Subsequently, the calibration plate is removed and a test plate is placed in front of the objective. The laser beam then writes attest pattern onto the test plate with a predetermined drive of the deflection unit. The position of the test pattern is measured and the optical offset of the laser source is determined based on the measured position of the test pattern, taking in to account any imaging errors that were previously determined with patent claim 6.
The optical imaging according to the present invention, is characterized by two mutually separate, successive method steps, first the deflection device for the laser beam and the objective are measured by a calibration plate, instead of the workpiece. The calibration plate is positioned in front of the objective and the image of the calibration plate, is being generated by the objective and the deflection device is measured by a camera. The field of view of the camera is moved over the calibration plate under the control of the deflection device. Accordingly, the entire region which can be occupied by a workpiece is calibrated. Because the deflection device (unit) and the objective always remain together in the beam path, the imaging error caused by these two units can then be analyzed in the camera, and stored, then taken into account during the subsequent processing of workpieces. In the second step, the components which generate the laser beam are characterized. As such, the laser beam, which is generated by a laser source and is shaped by a device for shaping the laser beam, writes a predetermined pattern (test marking) onto a test plate via the deflection device. This test marking is subsequently measured and by taking into account the previously determined imaging errors of the deflection device and the objective, the optical offset that is caused by the laser source and the device for shaping the laser beam, is determined. Here, the optical offset is the difference between a predetermined desired position and the actual position of the test marking. This optical offset is also stored and taken into account during subsequent processing of workpieces. The method operates without a special device for measuring the test markings if the camera measures the test plate via the deflection device and the objective.
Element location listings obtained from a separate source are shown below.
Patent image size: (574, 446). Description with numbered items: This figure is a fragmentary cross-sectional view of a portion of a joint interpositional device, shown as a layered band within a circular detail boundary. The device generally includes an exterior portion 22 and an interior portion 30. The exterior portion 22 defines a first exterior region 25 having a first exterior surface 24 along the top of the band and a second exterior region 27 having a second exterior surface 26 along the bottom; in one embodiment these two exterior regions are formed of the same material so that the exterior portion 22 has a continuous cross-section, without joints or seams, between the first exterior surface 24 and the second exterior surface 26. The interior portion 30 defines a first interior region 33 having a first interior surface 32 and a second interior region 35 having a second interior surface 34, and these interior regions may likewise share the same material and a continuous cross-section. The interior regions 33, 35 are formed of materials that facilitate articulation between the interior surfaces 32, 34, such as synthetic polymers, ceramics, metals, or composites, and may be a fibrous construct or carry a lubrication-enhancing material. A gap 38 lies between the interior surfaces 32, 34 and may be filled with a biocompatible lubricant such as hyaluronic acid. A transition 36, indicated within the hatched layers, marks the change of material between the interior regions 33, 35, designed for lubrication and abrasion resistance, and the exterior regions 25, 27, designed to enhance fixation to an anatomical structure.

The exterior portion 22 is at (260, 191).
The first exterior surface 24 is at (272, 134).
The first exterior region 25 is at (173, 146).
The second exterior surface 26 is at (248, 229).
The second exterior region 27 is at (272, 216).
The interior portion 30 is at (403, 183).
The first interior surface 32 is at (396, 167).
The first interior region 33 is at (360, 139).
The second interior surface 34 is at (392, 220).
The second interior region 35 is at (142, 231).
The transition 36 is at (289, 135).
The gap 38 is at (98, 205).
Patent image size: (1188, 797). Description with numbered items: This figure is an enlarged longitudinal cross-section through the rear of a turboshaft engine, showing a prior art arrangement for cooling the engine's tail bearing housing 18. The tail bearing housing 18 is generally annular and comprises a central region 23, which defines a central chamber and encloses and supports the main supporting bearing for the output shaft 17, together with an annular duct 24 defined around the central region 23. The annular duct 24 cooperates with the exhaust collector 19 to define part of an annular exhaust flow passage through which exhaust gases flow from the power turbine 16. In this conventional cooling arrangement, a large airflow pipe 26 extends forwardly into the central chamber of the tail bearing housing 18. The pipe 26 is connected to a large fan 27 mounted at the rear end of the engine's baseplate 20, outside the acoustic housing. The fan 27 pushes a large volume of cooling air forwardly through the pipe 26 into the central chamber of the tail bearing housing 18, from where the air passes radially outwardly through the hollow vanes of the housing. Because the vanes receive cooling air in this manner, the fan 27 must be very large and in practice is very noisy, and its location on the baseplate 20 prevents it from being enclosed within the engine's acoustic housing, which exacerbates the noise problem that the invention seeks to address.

Another aspect of the invention is the optical construction is configured particularly advantageously if a mirror, transparent to the laser light is placed in the beam path between the device for shaping the laser beam and the deflection unit the such mirror that it reflects the light for the measurement of the calibration plate and/or the test plate into the camera.
The influence of workpieces on the optical imaging is advantageously taken into account by the camera that records the reference points arranged on the workpiece. Later the measured influences are stored and taken into account during subsequent processing.
Thus, particularly in the case of structuring of non-planar areas of workpieces, the influence of the lack of planarity is taken into account by the data provided beforehand, with the result that even curved substrates, for example, can be written on by the laser processing machine.
Another aspect of the invention provides for processing curved workpieces, in which the focal point of the imaging by the objective is adapted to the corresponding curvature of the workpiece by a device for modulating the optical path.